Gap’s shares were up more than 20 percent on the news in after-hours trading Thursday.
“Old Navy’s business model and customers have increasingly diverged from our specialty brands over time, and each company now requires a different strategy to thrive moving forward,” Gap Chairman Robert Fisher said Thursday.
Old Navy has hit its stride with a broad base of consumers as a low-priced apparel destination, while Gap and Banana Republic haven’t fared as well.
“It makes sense to us that Old Navy spins off, with the edge in our view going to Old Navy, driven by Old Navy’s strong brand equity, newly increased focus, as well as increased management incentives,” said Wedbush analyst Jen Redding.

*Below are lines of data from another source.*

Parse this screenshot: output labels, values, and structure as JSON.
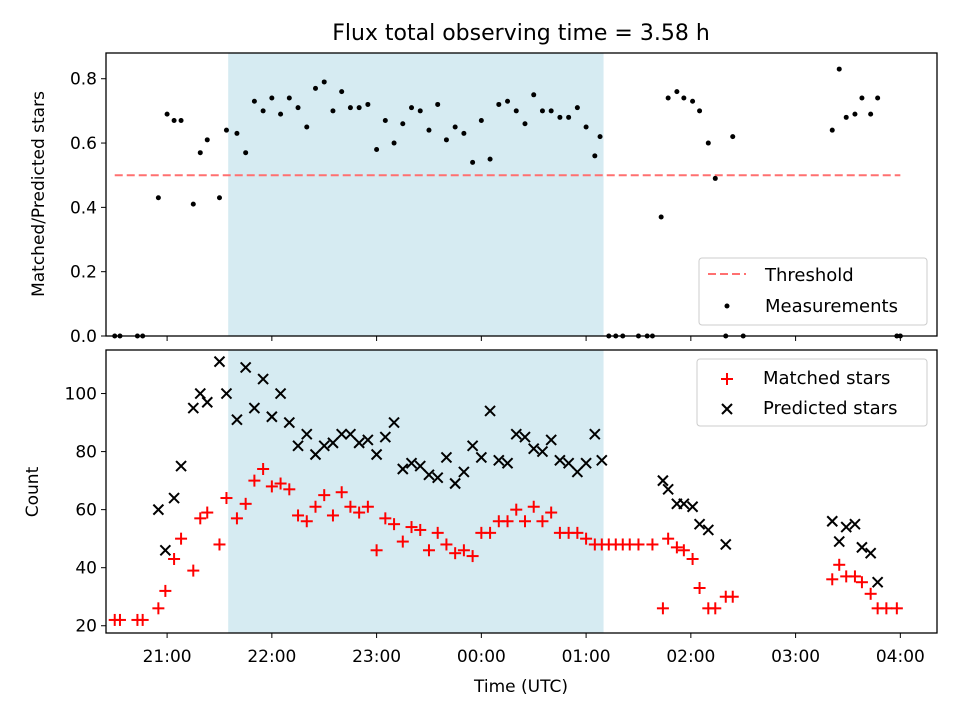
{
  "chart_data": [
    {
      "type": "scatter",
      "title": "Flux total observing time = 3.58 h",
      "xlabel": "",
      "ylabel": "Matched/Predicted stars",
      "ylim": [
        0,
        0.88
      ],
      "y_ticks": [
        "0.0",
        "0.2",
        "0.4",
        "0.6",
        "0.8"
      ],
      "x_range_hours": [
        "20:25",
        "04:21"
      ],
      "shaded_region": [
        "21:35",
        "01:10"
      ],
      "shaded_color": "#add8e6",
      "threshold": {
        "name": "Threshold",
        "value": 0.5,
        "x_range": [
          "20:30",
          "04:00"
        ],
        "color": "#ff7070"
      },
      "legend": {
        "position": "lower-right",
        "entries": [
          "Threshold",
          "Measurements"
        ]
      },
      "series": [
        {
          "name": "Measurements",
          "color": "#000000",
          "points": [
            [
              "20:30",
              0.0
            ],
            [
              "20:33",
              0.0
            ],
            [
              "20:43",
              0.0
            ],
            [
              "20:46",
              0.0
            ],
            [
              "20:55",
              0.43
            ],
            [
              "21:00",
              0.69
            ],
            [
              "21:04",
              0.67
            ],
            [
              "21:08",
              0.67
            ],
            [
              "21:15",
              0.41
            ],
            [
              "21:19",
              0.57
            ],
            [
              "21:23",
              0.61
            ],
            [
              "21:30",
              0.43
            ],
            [
              "21:34",
              0.64
            ],
            [
              "21:40",
              0.63
            ],
            [
              "21:45",
              0.57
            ],
            [
              "21:50",
              0.73
            ],
            [
              "21:55",
              0.7
            ],
            [
              "22:00",
              0.74
            ],
            [
              "22:05",
              0.69
            ],
            [
              "22:10",
              0.74
            ],
            [
              "22:15",
              0.71
            ],
            [
              "22:20",
              0.65
            ],
            [
              "22:25",
              0.77
            ],
            [
              "22:30",
              0.79
            ],
            [
              "22:35",
              0.7
            ],
            [
              "22:40",
              0.76
            ],
            [
              "22:45",
              0.71
            ],
            [
              "22:50",
              0.71
            ],
            [
              "22:55",
              0.72
            ],
            [
              "23:00",
              0.58
            ],
            [
              "23:05",
              0.67
            ],
            [
              "23:10",
              0.6
            ],
            [
              "23:15",
              0.66
            ],
            [
              "23:20",
              0.71
            ],
            [
              "23:25",
              0.7
            ],
            [
              "23:30",
              0.64
            ],
            [
              "23:35",
              0.72
            ],
            [
              "23:40",
              0.61
            ],
            [
              "23:45",
              0.65
            ],
            [
              "23:50",
              0.63
            ],
            [
              "23:55",
              0.54
            ],
            [
              "00:00",
              0.67
            ],
            [
              "00:05",
              0.55
            ],
            [
              "00:10",
              0.72
            ],
            [
              "00:15",
              0.73
            ],
            [
              "00:20",
              0.7
            ],
            [
              "00:25",
              0.66
            ],
            [
              "00:30",
              0.75
            ],
            [
              "00:35",
              0.7
            ],
            [
              "00:40",
              0.7
            ],
            [
              "00:45",
              0.68
            ],
            [
              "00:50",
              0.68
            ],
            [
              "00:55",
              0.71
            ],
            [
              "01:00",
              0.65
            ],
            [
              "01:05",
              0.56
            ],
            [
              "01:08",
              0.62
            ],
            [
              "01:13",
              0.0
            ],
            [
              "01:17",
              0.0
            ],
            [
              "01:21",
              0.0
            ],
            [
              "01:30",
              0.0
            ],
            [
              "01:35",
              0.0
            ],
            [
              "01:38",
              0.0
            ],
            [
              "01:43",
              0.37
            ],
            [
              "01:47",
              0.74
            ],
            [
              "01:52",
              0.76
            ],
            [
              "01:56",
              0.74
            ],
            [
              "02:01",
              0.73
            ],
            [
              "02:05",
              0.7
            ],
            [
              "02:10",
              0.6
            ],
            [
              "02:14",
              0.49
            ],
            [
              "02:20",
              0.0
            ],
            [
              "02:24",
              0.62
            ],
            [
              "02:30",
              0.0
            ],
            [
              "03:21",
              0.64
            ],
            [
              "03:25",
              0.83
            ],
            [
              "03:29",
              0.68
            ],
            [
              "03:34",
              0.69
            ],
            [
              "03:38",
              0.74
            ],
            [
              "03:43",
              0.69
            ],
            [
              "03:47",
              0.74
            ],
            [
              "03:58",
              0.0
            ],
            [
              "04:00",
              0.0
            ]
          ]
        }
      ]
    },
    {
      "type": "scatter",
      "title": "",
      "xlabel": "Time (UTC)",
      "ylabel": "Count",
      "ylim": [
        17.5,
        115
      ],
      "y_ticks": [
        "20",
        "40",
        "60",
        "80",
        "100"
      ],
      "x_ticks": [
        "21:00",
        "22:00",
        "23:00",
        "00:00",
        "01:00",
        "02:00",
        "03:00",
        "04:00"
      ],
      "x_range_hours": [
        "20:25",
        "04:21"
      ],
      "shaded_region": [
        "21:35",
        "01:10"
      ],
      "shaded_color": "#add8e6",
      "legend": {
        "position": "top-right",
        "entries": [
          "Matched stars",
          "Predicted stars"
        ]
      },
      "series": [
        {
          "name": "Matched stars",
          "marker": "+",
          "color": "#ff0000",
          "points": [
            [
              "20:30",
              22
            ],
            [
              "20:33",
              22
            ],
            [
              "20:43",
              22
            ],
            [
              "20:46",
              22
            ],
            [
              "20:55",
              26
            ],
            [
              "20:59",
              32
            ],
            [
              "21:04",
              43
            ],
            [
              "21:08",
              50
            ],
            [
              "21:15",
              39
            ],
            [
              "21:19",
              57
            ],
            [
              "21:23",
              59
            ],
            [
              "21:30",
              48
            ],
            [
              "21:34",
              64
            ],
            [
              "21:40",
              57
            ],
            [
              "21:45",
              62
            ],
            [
              "21:50",
              70
            ],
            [
              "21:55",
              74
            ],
            [
              "22:00",
              68
            ],
            [
              "22:05",
              69
            ],
            [
              "22:10",
              67
            ],
            [
              "22:15",
              58
            ],
            [
              "22:20",
              56
            ],
            [
              "22:25",
              61
            ],
            [
              "22:30",
              65
            ],
            [
              "22:35",
              58
            ],
            [
              "22:40",
              66
            ],
            [
              "22:45",
              61
            ],
            [
              "22:50",
              59
            ],
            [
              "22:55",
              61
            ],
            [
              "23:00",
              46
            ],
            [
              "23:05",
              57
            ],
            [
              "23:10",
              55
            ],
            [
              "23:15",
              49
            ],
            [
              "23:20",
              54
            ],
            [
              "23:25",
              53
            ],
            [
              "23:30",
              46
            ],
            [
              "23:35",
              52
            ],
            [
              "23:40",
              48
            ],
            [
              "23:45",
              45
            ],
            [
              "23:50",
              46
            ],
            [
              "23:55",
              44
            ],
            [
              "00:00",
              52
            ],
            [
              "00:05",
              52
            ],
            [
              "00:10",
              56
            ],
            [
              "00:15",
              56
            ],
            [
              "00:20",
              60
            ],
            [
              "00:25",
              56
            ],
            [
              "00:30",
              61
            ],
            [
              "00:35",
              56
            ],
            [
              "00:40",
              59
            ],
            [
              "00:45",
              52
            ],
            [
              "00:50",
              52
            ],
            [
              "00:55",
              52
            ],
            [
              "01:00",
              50
            ],
            [
              "01:05",
              48
            ],
            [
              "01:09",
              48
            ],
            [
              "01:13",
              48
            ],
            [
              "01:17",
              48
            ],
            [
              "01:21",
              48
            ],
            [
              "01:25",
              48
            ],
            [
              "01:30",
              48
            ],
            [
              "01:38",
              48
            ],
            [
              "01:44",
              26
            ],
            [
              "01:47",
              50
            ],
            [
              "01:52",
              47
            ],
            [
              "01:56",
              46
            ],
            [
              "02:01",
              43
            ],
            [
              "02:05",
              33
            ],
            [
              "02:10",
              26
            ],
            [
              "02:14",
              26
            ],
            [
              "02:20",
              30
            ],
            [
              "02:24",
              30
            ],
            [
              "03:21",
              36
            ],
            [
              "03:25",
              41
            ],
            [
              "03:29",
              37
            ],
            [
              "03:34",
              37
            ],
            [
              "03:38",
              35
            ],
            [
              "03:43",
              31
            ],
            [
              "03:47",
              26
            ],
            [
              "03:52",
              26
            ],
            [
              "03:58",
              26
            ]
          ]
        },
        {
          "name": "Predicted stars",
          "marker": "x",
          "color": "#000000",
          "points": [
            [
              "20:55",
              60
            ],
            [
              "20:59",
              46
            ],
            [
              "21:04",
              64
            ],
            [
              "21:08",
              75
            ],
            [
              "21:15",
              95
            ],
            [
              "21:19",
              100
            ],
            [
              "21:23",
              97
            ],
            [
              "21:30",
              111
            ],
            [
              "21:34",
              100
            ],
            [
              "21:40",
              91
            ],
            [
              "21:45",
              109
            ],
            [
              "21:50",
              95
            ],
            [
              "21:55",
              105
            ],
            [
              "22:00",
              92
            ],
            [
              "22:05",
              100
            ],
            [
              "22:10",
              90
            ],
            [
              "22:15",
              82
            ],
            [
              "22:20",
              86
            ],
            [
              "22:25",
              79
            ],
            [
              "22:30",
              82
            ],
            [
              "22:35",
              83
            ],
            [
              "22:40",
              86
            ],
            [
              "22:45",
              86
            ],
            [
              "22:50",
              83
            ],
            [
              "22:55",
              84
            ],
            [
              "23:00",
              79
            ],
            [
              "23:05",
              85
            ],
            [
              "23:10",
              90
            ],
            [
              "23:15",
              74
            ],
            [
              "23:20",
              76
            ],
            [
              "23:25",
              75
            ],
            [
              "23:30",
              72
            ],
            [
              "23:35",
              71
            ],
            [
              "23:40",
              78
            ],
            [
              "23:45",
              69
            ],
            [
              "23:50",
              73
            ],
            [
              "23:55",
              82
            ],
            [
              "00:00",
              78
            ],
            [
              "00:05",
              94
            ],
            [
              "00:10",
              77
            ],
            [
              "00:15",
              76
            ],
            [
              "00:20",
              86
            ],
            [
              "00:25",
              85
            ],
            [
              "00:30",
              81
            ],
            [
              "00:35",
              80
            ],
            [
              "00:40",
              84
            ],
            [
              "00:45",
              77
            ],
            [
              "00:50",
              76
            ],
            [
              "00:55",
              73
            ],
            [
              "01:00",
              76
            ],
            [
              "01:05",
              86
            ],
            [
              "01:09",
              77
            ],
            [
              "01:44",
              70
            ],
            [
              "01:47",
              67
            ],
            [
              "01:52",
              62
            ],
            [
              "01:56",
              62
            ],
            [
              "02:01",
              61
            ],
            [
              "02:05",
              55
            ],
            [
              "02:10",
              53
            ],
            [
              "02:20",
              48
            ],
            [
              "03:21",
              56
            ],
            [
              "03:25",
              49
            ],
            [
              "03:29",
              54
            ],
            [
              "03:34",
              55
            ],
            [
              "03:38",
              47
            ],
            [
              "03:43",
              45
            ],
            [
              "03:47",
              35
            ]
          ]
        }
      ]
    }
  ]
}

He sees the split allowing Gap to focus on strengthening its core brand. “At the end of the day, Gap is still a struggling brand and needs to prove its relevancy to the consumer,” Redding said.
Art Peck, president and CEO of Gap, said the split will give each company “a sharpened strategic focus and tailored operating structure. As a result, both companies will be well positioned to capitalize on their respective opportunities and act decisively in an evolving retail environment.”
Sonia Syngal will retain her title as president and CEO of Old Navy, according to a statement from Gap.
Founded as The Gap in 1969, the retailer has specialized in denim, khakis, tees and button-downs for men, women and children.
Analysts said the move was a long time coming.
“The reality is that Old Navy’s strength has essentially been funding Gap and Banana Republic,” said Nomura analyst Simeon Avram Siegel. The move signals that execs are betting Gap would be healthier as a smaller company. “And if that’s the case,” said Siegel, “it makes sense to let Old Navy shine as a stand alone.”